I would have hoped this investigation would have settled some simple factual matters. If the consensus of the intelligence was as Susan Rice presented it, then the following questions should lead us to a human source: 1) Who saw and identified the crowd? 2) To whom was that information communicated? 3) Who edited away the terrorism reference? and 4) Who linked the Benghazi violence to the events in Cairo.

I suspect the explanation for this preposterous narrative is simple. An anonymous (and well-meaning) staffer speculated that perhaps the events in Benghazi occurred in the wake of the disturbance in Cairo. In the heat of the moment, it seemed like a far better story than admitting we were unprepared for an attack on our poorly secured embassy on September the 11th.

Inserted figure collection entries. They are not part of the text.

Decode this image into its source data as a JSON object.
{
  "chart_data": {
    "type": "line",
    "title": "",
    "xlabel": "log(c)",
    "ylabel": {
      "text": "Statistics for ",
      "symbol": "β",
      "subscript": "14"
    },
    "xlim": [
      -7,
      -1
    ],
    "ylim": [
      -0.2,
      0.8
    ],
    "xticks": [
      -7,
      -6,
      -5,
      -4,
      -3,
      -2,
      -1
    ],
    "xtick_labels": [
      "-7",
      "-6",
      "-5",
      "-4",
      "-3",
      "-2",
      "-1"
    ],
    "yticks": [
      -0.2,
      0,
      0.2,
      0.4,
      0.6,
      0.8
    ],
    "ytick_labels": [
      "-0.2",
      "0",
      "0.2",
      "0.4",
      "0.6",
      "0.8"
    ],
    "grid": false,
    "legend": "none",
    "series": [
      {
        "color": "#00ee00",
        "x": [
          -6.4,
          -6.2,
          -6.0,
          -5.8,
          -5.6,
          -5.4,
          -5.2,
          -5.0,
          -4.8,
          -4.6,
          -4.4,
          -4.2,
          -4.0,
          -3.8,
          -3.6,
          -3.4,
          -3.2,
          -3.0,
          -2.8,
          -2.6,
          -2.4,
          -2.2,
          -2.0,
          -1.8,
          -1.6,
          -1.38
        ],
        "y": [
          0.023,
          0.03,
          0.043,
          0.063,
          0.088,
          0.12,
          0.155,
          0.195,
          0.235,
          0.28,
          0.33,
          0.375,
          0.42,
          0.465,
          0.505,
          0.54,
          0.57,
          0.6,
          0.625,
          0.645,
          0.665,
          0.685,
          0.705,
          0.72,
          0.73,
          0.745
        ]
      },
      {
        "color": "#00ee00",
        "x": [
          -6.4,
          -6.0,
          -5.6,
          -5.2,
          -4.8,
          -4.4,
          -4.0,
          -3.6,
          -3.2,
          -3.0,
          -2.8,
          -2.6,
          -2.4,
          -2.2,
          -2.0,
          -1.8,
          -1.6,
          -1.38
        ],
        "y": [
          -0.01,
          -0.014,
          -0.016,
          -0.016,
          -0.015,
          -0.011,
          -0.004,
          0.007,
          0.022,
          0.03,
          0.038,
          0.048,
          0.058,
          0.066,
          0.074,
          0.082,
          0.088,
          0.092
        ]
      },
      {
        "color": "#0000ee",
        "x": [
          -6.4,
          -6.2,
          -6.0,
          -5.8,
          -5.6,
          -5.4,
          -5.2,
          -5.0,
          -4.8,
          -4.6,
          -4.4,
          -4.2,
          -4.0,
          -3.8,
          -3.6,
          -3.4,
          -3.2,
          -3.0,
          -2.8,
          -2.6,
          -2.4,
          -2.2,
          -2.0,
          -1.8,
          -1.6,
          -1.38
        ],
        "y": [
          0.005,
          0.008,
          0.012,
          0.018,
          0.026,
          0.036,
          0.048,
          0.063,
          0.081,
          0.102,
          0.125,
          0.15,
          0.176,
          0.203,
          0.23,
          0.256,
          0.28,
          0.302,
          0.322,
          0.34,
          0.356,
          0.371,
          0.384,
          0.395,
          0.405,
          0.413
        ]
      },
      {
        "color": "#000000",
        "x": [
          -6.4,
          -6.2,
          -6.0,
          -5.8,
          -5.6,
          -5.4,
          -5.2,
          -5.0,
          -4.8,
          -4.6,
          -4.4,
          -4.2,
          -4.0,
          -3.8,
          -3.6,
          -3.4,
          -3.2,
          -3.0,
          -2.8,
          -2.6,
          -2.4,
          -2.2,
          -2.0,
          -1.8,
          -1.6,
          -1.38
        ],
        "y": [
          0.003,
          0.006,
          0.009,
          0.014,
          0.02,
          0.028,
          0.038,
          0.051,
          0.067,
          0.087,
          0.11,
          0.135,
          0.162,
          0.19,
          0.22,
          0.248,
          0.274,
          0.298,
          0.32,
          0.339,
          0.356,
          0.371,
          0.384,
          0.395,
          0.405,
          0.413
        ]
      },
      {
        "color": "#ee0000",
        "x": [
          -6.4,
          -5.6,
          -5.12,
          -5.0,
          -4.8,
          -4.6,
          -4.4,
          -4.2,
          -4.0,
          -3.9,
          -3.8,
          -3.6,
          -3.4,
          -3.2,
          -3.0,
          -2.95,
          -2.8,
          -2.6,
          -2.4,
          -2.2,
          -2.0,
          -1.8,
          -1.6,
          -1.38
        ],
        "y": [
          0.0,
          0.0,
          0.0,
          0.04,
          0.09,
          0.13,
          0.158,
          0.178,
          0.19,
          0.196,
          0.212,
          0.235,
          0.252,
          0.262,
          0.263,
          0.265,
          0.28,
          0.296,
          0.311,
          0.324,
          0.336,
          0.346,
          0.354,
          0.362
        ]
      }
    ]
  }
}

A decision was then made to proceed with the video narrative for political reasons. I believe that Senator Clinton refused to carry the ball on first down and Susan Rice was chosen to replace her. Mrs. Clinton understood the political risks and didn’t want to be the poster child for questionable information. It was her job to walk the plank, but she wasn’t willing to go first. In retrospect, most of the blowback has been directed at Susan Rice.

On one level, this is just politics. But we no longer know how or where it stops. A man from Incutel spoke to some government defense and security professionals. He said he was sure that everyone in the room was willing to take a bullet for their country, but he doubted that any of the same people were willing to put their jobs on the line.

So we should contemplate the following. Would a person recommending increased security in Benghazi be risking his or her job? How about a person who disagrees with the consensus of relevant intelligence or someone who finds evidence of dishonesty or malfeasance? This administration has mastered the narrative of wrong but never culpable. The willingness to seek and speak the truth should be a job expectation, not a career risk.